Running it on my most popular post, you get the following output:

93B6642D-0D7C-37Ab-A92F-66Ebfef13C8D :: Recommender Systems (Industryterm)
0Dccb106-442A-3848-Bd0B-A388E73F4C8C :: Chris Sternal-Johnson (Person)
Aab0D16A-Ad5A-348A-A8Dc-58Cf59A1Bc15 :: Kristina Tikhova (Person)
42F476A0-2Fae-3F36-808D-803E4F620Ab0 :: Java (Technology)
6C4Cd5D9-5866-35B5-81Ab-B8A5C1751A44 :: Pre-Processing Phase (Industryterm)
4003D863-C7A6-3E6F-8E3C-0913Bf2F8242 :: National Aeronautics And Space Administration (Organization)
77D1Ceb3-9900-3Dd7-8351-F29408B21412 :: Carnegie Mellon University (Organization)
Ee58Ef4B-1C98-3F8B-Aff8-3Fd6E3D76A9E :: Wonderful Site (Industryterm)
8F12E551-A8F1-3705-866C-D44D1A6A54F4 :: Richard M. Hogg (Person)
Adee23De-B1B0-37Ad-9E20-1Fa8094F6D39 :: Steel (Industryterm)
0Ace00C6-2B9F-32C2-8949-82A0F6C6B444 :: Xml (Technology)
2Ed2F085-1C63-324E-B518-60332388E273 :: Norman French (Person)
136157D8-D62E-3C55-Ae67-3Ec182C2C703 :: Phil Barthram (Person)
B6A8Dbfa-Fd35-32Bb-9E05-A2811C480000 :: Mike Tan (Person)
Ed8B5Fe4-616A-36Ea-8C47-3Eea7C71Aee0 :: Ben Eastaugh (Person)
D3Bcba58-00Fc-33C5-9346-Dbf6A2441867 :: Machine Learning (Technology)
F17C3779-3810-3Ff9-A42D-75C3137F0F7F :: Modern English (Person)
38116E8D-F8B4-3D03-B0Ad-C9A24B888E61 :: Jason M. Adams (Person)
4386B07C-F6B8-3991-Af74-Ab11A951F0Ee :: David Petar Novakovic (Person)
Aa14303F-F9F0-31B8-Adff-3B9C68E0A9F1 :: Language Technologies Institute (Organization)
Ca1E4Eb7-7820-3862-8443-26E37B33E13F :: Machine Translation (Technology)

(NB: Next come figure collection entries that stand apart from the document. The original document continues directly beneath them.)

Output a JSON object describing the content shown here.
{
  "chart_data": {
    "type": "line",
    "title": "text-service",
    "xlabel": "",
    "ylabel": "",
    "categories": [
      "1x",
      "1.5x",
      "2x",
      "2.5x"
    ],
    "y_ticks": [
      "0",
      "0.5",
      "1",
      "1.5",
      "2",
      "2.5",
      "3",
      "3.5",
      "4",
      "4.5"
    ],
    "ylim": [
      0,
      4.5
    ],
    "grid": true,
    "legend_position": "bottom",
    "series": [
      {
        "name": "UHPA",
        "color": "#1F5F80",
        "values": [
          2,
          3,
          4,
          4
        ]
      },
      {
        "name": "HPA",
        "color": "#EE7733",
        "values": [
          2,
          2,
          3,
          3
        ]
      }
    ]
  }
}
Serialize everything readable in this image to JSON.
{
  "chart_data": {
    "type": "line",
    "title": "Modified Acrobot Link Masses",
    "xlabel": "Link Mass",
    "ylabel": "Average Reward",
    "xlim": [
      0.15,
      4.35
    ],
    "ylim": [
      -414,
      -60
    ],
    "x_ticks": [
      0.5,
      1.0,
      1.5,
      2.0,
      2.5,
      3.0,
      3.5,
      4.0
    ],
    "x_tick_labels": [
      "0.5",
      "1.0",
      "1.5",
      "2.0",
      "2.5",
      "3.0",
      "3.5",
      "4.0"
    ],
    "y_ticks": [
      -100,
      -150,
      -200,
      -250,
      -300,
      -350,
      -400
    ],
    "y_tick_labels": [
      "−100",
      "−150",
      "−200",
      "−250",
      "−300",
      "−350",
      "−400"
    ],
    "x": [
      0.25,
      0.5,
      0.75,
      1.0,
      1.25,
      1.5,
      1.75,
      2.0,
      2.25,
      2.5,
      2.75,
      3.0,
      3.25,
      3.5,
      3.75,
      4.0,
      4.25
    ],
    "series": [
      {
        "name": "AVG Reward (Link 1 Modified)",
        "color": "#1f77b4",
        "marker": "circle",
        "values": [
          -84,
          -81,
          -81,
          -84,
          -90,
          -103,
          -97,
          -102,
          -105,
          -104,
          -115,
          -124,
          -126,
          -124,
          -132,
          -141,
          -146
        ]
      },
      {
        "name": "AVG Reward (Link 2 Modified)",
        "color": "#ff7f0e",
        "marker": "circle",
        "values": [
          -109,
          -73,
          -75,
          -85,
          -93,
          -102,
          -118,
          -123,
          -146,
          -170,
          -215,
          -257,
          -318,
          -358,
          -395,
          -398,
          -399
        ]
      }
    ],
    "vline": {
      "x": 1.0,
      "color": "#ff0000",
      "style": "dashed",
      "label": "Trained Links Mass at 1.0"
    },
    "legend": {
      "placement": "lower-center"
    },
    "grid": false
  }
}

As it picks up everything on the page, there is a lot included there that isn’t related to the post about Old English translation. Also, it picks up some weird so-called industry terms like “steel.” If you filter out just the text (manually), the output is a little more sensible:

6C4Cd5D9-5866-35B5-81Ab-B8A5C1751A44 :: Pre-Processing Phase (Industryterm)
Ca1E4Eb7-7820-3862-8443-26E37B33E13F :: Machine Translation (Technology)
0Ace00C6-2B9F-32C2-8949-82A0F6C6B444 :: Xml (Technology)
2Ed2F085-1C63-324E-B518-60332388E273 :: Norman French (Person)
136157D8-D62E-3C55-Ae67-3Ec182C2C703 :: Phil Barthram (Person)
F17C3779-3810-3Ff9-A42D-75C3137F0F7F :: Modern English (Person)

(The codes are unique identifiers.) Unfortunately, some important terms are still missed, like Old English. So it appears Calais has some growing to do, but it’s off to a good start. Part of the problem might be that that blog post is out of domain. I imagine with time, it will continue to improve. We’ll see.